El Acta de Confianza (AB 1081) permitiría que las personas indocumentadas sin historial policial no sean deportadas si son arrestadas por delitos tales como vender alimentos en la calle u otro tipo de actividad que no sea considerada peligrosa .
"Ha sido una lucha interesante el tratar de convencer a mis colegas y, con mayor importancia, al gobernador, para que apoyen estas legislaciones", dijo Tom Ammiano, autor de ambos proyectos de ley. "Ambas legislaciones están relacionadas con los derechos humanos y la justicia".
Añadió Ammiano que solo restaban horas para que el gobernador firmara o vetara ambos proyectos de ley.
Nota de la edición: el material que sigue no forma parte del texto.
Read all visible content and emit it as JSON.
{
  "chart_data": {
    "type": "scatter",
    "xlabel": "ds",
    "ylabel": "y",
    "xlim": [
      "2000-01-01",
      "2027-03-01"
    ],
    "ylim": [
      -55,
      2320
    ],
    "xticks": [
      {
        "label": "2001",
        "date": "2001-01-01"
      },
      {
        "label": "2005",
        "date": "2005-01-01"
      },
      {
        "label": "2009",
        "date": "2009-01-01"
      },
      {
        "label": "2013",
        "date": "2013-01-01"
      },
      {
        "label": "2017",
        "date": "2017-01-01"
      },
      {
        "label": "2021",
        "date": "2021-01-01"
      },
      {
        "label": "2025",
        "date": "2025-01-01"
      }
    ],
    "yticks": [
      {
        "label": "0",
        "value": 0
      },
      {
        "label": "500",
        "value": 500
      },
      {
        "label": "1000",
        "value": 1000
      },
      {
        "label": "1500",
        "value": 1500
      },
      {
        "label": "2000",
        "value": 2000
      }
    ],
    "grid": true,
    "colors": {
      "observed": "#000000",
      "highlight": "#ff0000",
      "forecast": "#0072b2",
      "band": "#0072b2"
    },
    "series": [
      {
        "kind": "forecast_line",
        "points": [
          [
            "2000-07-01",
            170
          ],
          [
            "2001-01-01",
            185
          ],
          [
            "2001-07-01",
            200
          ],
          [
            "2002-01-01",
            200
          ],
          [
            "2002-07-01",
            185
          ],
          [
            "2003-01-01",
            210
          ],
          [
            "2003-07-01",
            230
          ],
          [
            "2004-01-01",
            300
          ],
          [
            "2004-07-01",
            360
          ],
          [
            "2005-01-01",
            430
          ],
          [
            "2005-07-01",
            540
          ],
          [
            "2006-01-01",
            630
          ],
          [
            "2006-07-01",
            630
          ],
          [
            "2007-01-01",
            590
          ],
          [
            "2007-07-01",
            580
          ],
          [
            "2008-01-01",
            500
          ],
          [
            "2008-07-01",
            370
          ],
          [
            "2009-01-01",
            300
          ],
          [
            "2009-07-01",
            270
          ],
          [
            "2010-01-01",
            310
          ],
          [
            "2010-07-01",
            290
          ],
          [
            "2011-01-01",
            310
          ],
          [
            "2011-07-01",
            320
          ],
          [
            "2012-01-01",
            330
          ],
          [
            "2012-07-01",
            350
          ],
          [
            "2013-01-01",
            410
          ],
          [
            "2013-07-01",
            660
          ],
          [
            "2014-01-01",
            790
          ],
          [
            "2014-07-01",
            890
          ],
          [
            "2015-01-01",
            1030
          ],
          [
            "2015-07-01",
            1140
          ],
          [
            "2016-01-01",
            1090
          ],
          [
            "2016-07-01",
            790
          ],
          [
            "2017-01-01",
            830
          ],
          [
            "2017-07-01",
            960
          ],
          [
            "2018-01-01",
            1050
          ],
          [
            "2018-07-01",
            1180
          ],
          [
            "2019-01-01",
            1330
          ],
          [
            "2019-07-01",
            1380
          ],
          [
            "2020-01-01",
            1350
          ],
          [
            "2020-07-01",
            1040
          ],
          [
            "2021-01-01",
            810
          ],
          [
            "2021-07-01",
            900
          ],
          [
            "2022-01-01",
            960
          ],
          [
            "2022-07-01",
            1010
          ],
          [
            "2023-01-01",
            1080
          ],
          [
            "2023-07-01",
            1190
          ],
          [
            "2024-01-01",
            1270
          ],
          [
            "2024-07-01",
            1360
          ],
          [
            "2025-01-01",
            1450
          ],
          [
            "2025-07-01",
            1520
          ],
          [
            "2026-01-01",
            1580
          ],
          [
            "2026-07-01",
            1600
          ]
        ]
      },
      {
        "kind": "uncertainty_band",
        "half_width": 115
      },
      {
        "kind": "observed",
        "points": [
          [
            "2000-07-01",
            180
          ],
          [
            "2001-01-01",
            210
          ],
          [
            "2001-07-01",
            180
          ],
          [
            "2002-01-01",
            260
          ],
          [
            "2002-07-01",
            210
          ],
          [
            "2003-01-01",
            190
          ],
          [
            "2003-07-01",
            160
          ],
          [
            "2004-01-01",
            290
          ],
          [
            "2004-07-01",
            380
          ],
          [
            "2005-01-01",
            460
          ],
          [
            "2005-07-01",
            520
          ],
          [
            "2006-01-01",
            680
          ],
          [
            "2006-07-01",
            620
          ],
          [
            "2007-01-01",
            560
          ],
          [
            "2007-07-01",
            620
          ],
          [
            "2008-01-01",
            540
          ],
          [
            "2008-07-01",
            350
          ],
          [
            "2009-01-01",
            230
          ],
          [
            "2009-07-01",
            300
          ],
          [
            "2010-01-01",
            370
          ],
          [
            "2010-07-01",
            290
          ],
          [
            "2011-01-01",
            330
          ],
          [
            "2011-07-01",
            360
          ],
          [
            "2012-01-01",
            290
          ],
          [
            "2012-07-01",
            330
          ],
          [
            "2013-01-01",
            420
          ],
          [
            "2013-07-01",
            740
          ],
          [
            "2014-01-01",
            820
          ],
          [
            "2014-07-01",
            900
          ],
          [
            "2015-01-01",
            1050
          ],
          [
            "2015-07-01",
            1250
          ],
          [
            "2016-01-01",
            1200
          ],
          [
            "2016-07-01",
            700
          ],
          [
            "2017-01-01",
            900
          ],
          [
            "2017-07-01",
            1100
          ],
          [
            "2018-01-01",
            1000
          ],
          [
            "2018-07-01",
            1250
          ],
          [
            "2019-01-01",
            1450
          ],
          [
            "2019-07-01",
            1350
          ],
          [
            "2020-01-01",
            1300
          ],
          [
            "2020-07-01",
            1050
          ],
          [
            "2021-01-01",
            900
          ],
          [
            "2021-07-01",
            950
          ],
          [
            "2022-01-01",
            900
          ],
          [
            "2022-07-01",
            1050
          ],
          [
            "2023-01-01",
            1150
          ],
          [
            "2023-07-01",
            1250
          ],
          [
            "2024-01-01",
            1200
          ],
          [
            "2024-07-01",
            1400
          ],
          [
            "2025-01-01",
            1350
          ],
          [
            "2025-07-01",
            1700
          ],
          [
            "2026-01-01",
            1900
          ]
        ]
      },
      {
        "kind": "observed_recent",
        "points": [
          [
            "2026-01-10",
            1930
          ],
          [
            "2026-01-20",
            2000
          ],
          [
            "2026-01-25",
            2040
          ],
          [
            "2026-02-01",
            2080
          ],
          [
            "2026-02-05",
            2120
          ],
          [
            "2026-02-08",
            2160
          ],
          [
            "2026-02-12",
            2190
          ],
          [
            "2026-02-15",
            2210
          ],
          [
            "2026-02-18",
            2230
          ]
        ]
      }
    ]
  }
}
Añadió que era necesario que lo hiciera ya que el hecho de ser indocumentados los pone en riesgo de ser deportados solo por vender tamales en las calles. También comparó la situación de los indocumentados con la vivida por los antiguos esclavos o los japoneses durante la Segunda Guerra Mundial.
El alcalde Antonio Villarraigosa también estuvo presente para demostrar su apoyo a la firma de las dos legislaciones. Villarraigosa señaló que el inmigrante merece ser tratado con respeto y dignidad. Destacó su confianza de que California siga otro camino, especialmente hacia una reforma migratoria y demostrar que en este estado se pueden respetar los derechos humanos de todos.
"En estos momentos, en California, deberíamos decir que no somos Arizona, que no somos Alabama, que somos un estado que entiende muy bien que los inmigrantes han contribuido mucho a este país", añadió.
"Yo entiendo muy bien que tengo un papel, que tengo una responsabilidad de luchar por ustedes, por nuestra gente que viene aquí, que sacrifican y quieren ser parte de este gran país estadounidense".
También estuvieron presentes los integrantes del Autobús de los Indocumentados (Undocubus), quienes viajaron desde Arizona para mostrar su apoyo a los californianos y manifestarles que no cesen la lucha para evitar que California siga el ejemplo de Arizona.
"Los padres deberíamos pensar en nuestro futuro que son los hijos. Salgan, no tengan miedo de protestar por sus derechos y únanse a sus comunidades, que con la unidad si se puede", dijo María Cruz Ramírez, una de las participantes del autobús. Ramírez fue una de las 10 arrestadas durante la protesta que se llevó cabo en Charlotte, Carolina del Norte, durante la celebración de la Convención Demócrata. Dos de sus hijos fueron arrestados por los oficiales del sheriff Joe Arpaio durante una protesta en Arizona.
Durante el evento, que se extendió hasta mediados de la tarde, los organizadores pidieron a los presentes que usaran sus celulares y llamaran a Brown para exigirle por la firma de los dos proyectos de ley. Sin embargo, hasta la hora en que culminó la jornada, el gobernador Brown aún no había ratificado ambas legislaciones.
"Debemos tener mucha esperanza y si el gobernador no las firma, deberíamos volvernos más fuertes y no darnos por vencidos hasta que se haga justicia", dijo Ammiano, quien añadió que la lucha debe ser sostenible.